「はーあ」

 無人になった屋上。
 フェンスに凭れ掛かりながら、ついさっき自分が吐いた言葉を頭の中で反芻させる。その言葉の持つ意味の軽さに少しだけ苦笑しながら、一人嘆息した。

 ――駄目だ。こんなんじゃ全然足りない。もっともっと、生きていることすら後悔させてやらないと。

 俺が今奈倉の前にいる理由はただ一つ。俺の一生をかけて、奈倉の人生を目茶苦茶にしてやることだけだった。無意味だと笑われてもいい。あくまで他人は他人だ。他人の意見なんて、俺は興味ない。奈倉をいかに苦しめることができるか、俺の頭にあるのはただそれだけだ。罪悪感なんてない。心配なんて、するわけがない。

 だって、そうじゃないと新羅との約束が果たせないんだから。

 一方的な口約束。それでも約束は約束だ。この約束がある限り、俺と新羅の仲が切れることはない。それと同時に、奈倉との関係も切れることは、ない。

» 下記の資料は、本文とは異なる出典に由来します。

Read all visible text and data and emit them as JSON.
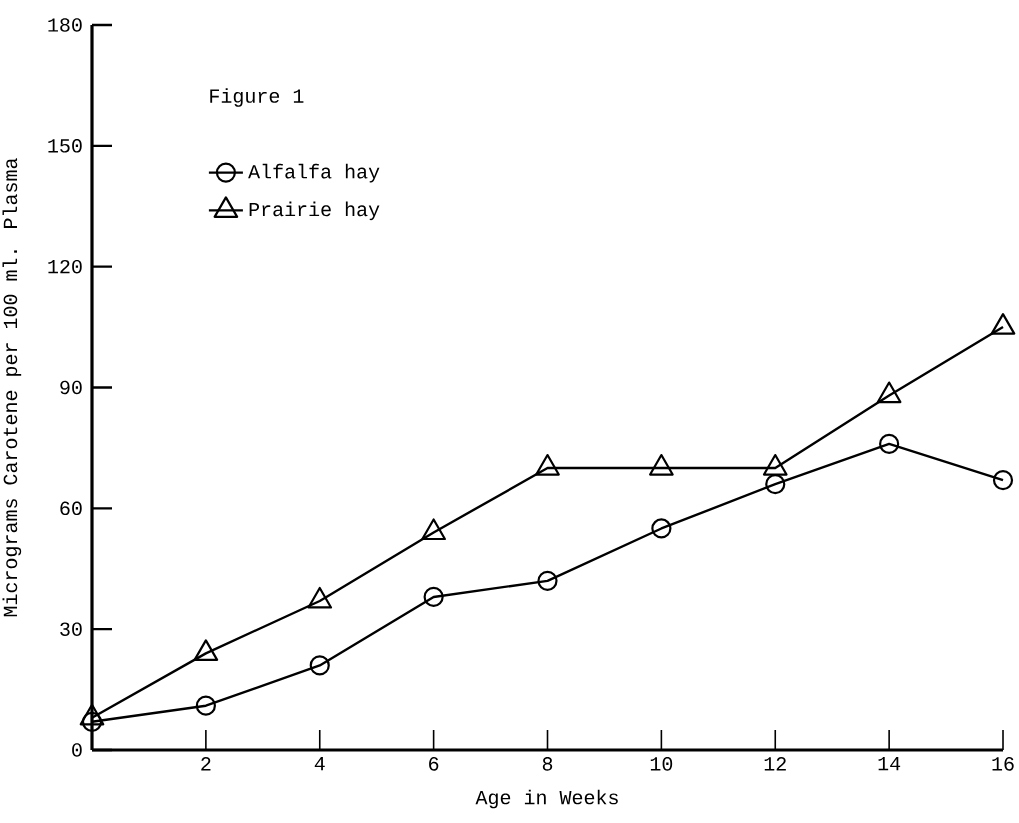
{
  "chart_data": {
    "type": "line",
    "xlabel": "Age in Weeks",
    "ylabel": "Micrograms Carotene per 100 ml. Plasma",
    "annotations": [
      "Figure 1"
    ],
    "x": [
      0,
      2,
      4,
      6,
      8,
      10,
      12,
      14,
      16
    ],
    "series": [
      {
        "name": "Alfalfa hay",
        "color": "#000000",
        "marker": "circle",
        "values": [
          7,
          11,
          21,
          38,
          42,
          55,
          66,
          76,
          67
        ]
      },
      {
        "name": "Prairie hay",
        "color": "#000000",
        "marker": "triangle",
        "values": [
          8,
          24,
          37,
          54,
          70,
          70,
          70,
          88,
          105
        ]
      }
    ],
    "xlim": [
      0,
      16
    ],
    "xticks": [
      2,
      4,
      6,
      8,
      10,
      12,
      14,
      16
    ],
    "ylim": [
      0,
      180
    ],
    "yticks": [
      0,
      30,
      60,
      90,
      120,
      150,
      180
    ],
    "legend": "top left",
    "grid": false,
    "line_style": "solid"
  }
}
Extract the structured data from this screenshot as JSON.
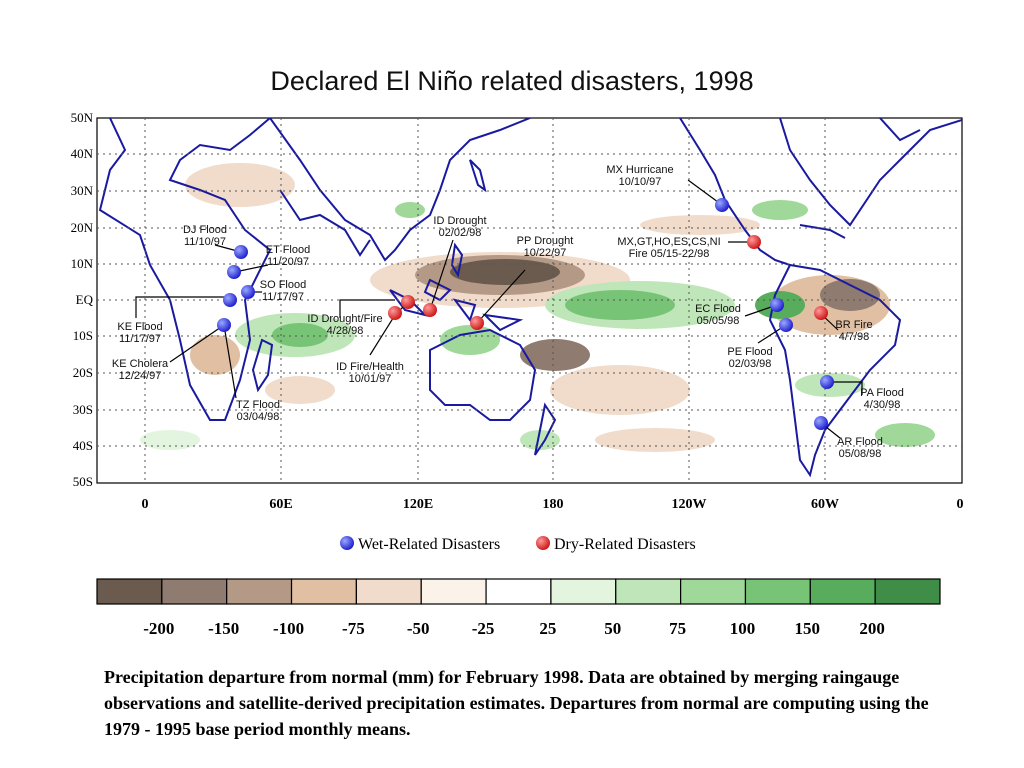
{
  "title": "Declared El Niño related disasters, 1998",
  "map": {
    "lat_labels": [
      "50N",
      "40N",
      "30N",
      "20N",
      "10N",
      "EQ",
      "10S",
      "20S",
      "30S",
      "40S",
      "50S"
    ],
    "lon_labels": [
      "0",
      "60E",
      "120E",
      "180",
      "120W",
      "60W",
      "0"
    ],
    "events": [
      {
        "type": "wet",
        "label": [
          "DJ Flood",
          "11/10/97"
        ]
      },
      {
        "type": "wet",
        "label": [
          "ET Flood",
          "11/20/97"
        ]
      },
      {
        "type": "wet",
        "label": [
          "SO Flood",
          "11/17/97"
        ]
      },
      {
        "type": "wet",
        "label": [
          "KE Flood",
          "11/17/97"
        ]
      },
      {
        "type": "wet",
        "label": [
          "KE Cholera",
          "12/24/97"
        ]
      },
      {
        "type": "wet",
        "label": [
          "TZ Flood",
          "03/04/98"
        ]
      },
      {
        "type": "dry",
        "label": [
          "ID Drought",
          "02/02/98"
        ]
      },
      {
        "type": "dry",
        "label": [
          "PP Drought",
          "10/22/97"
        ]
      },
      {
        "type": "dry",
        "label": [
          "ID Drought/Fire",
          "4/28/98"
        ]
      },
      {
        "type": "dry",
        "label": [
          "ID Fire/Health",
          "10/01/97"
        ]
      },
      {
        "type": "wet",
        "label": [
          "MX Hurricane",
          "10/10/97"
        ]
      },
      {
        "type": "dry",
        "label": [
          "MX,GT,HO,ES,CS,NI",
          "Fire 05/15-22/98"
        ]
      },
      {
        "type": "wet",
        "label": [
          "EC Flood",
          "05/05/98"
        ]
      },
      {
        "type": "wet",
        "label": [
          "PE Flood",
          "02/03/98"
        ]
      },
      {
        "type": "dry",
        "label": [
          "BR Fire",
          "4/7/98"
        ]
      },
      {
        "type": "wet",
        "label": [
          "PA Flood",
          "4/30/98"
        ]
      },
      {
        "type": "wet",
        "label": [
          "AR Flood",
          "05/08/98"
        ]
      }
    ]
  },
  "legend": {
    "wet": "Wet-Related Disasters",
    "dry": "Dry-Related Disasters",
    "wet_color": "#1a1aee",
    "dry_color": "#ee2222"
  },
  "scale": {
    "labels": [
      "-200",
      "-150",
      "-100",
      "-75",
      "-50",
      "-25",
      "25",
      "50",
      "75",
      "100",
      "150",
      "200"
    ],
    "colors": [
      "#6b5a4e",
      "#8f7b70",
      "#b49a86",
      "#e0bfa3",
      "#f1dccb",
      "#fbf2e9",
      "#ffffff",
      "#e4f5df",
      "#bfe6b8",
      "#9fd898",
      "#78c477",
      "#58ad5c",
      "#3f8d46"
    ]
  },
  "caption": "Precipitation departure from normal (mm) for February 1998.  Data are obtained by merging raingauge observations and satellite-derived precipitation estimates.  Departures from normal are computing using the 1979 - 1995 base period monthly means."
}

 ヒュ、と風が吹いた。誰もいない屋上はどこか冷たくて、暗い。実際は太陽が差し、この上ないほど明るいはずなのに。
 振り返り、フェンス越しに広がる景色を見る。歩いている生徒たちの姿はまばらにしか見えない。そんな中、一つの影が逃げるような速さで校門を潜り、学校から出ていった。顔をはっきり見ずとも、あれは奈倉だ、と断言できる。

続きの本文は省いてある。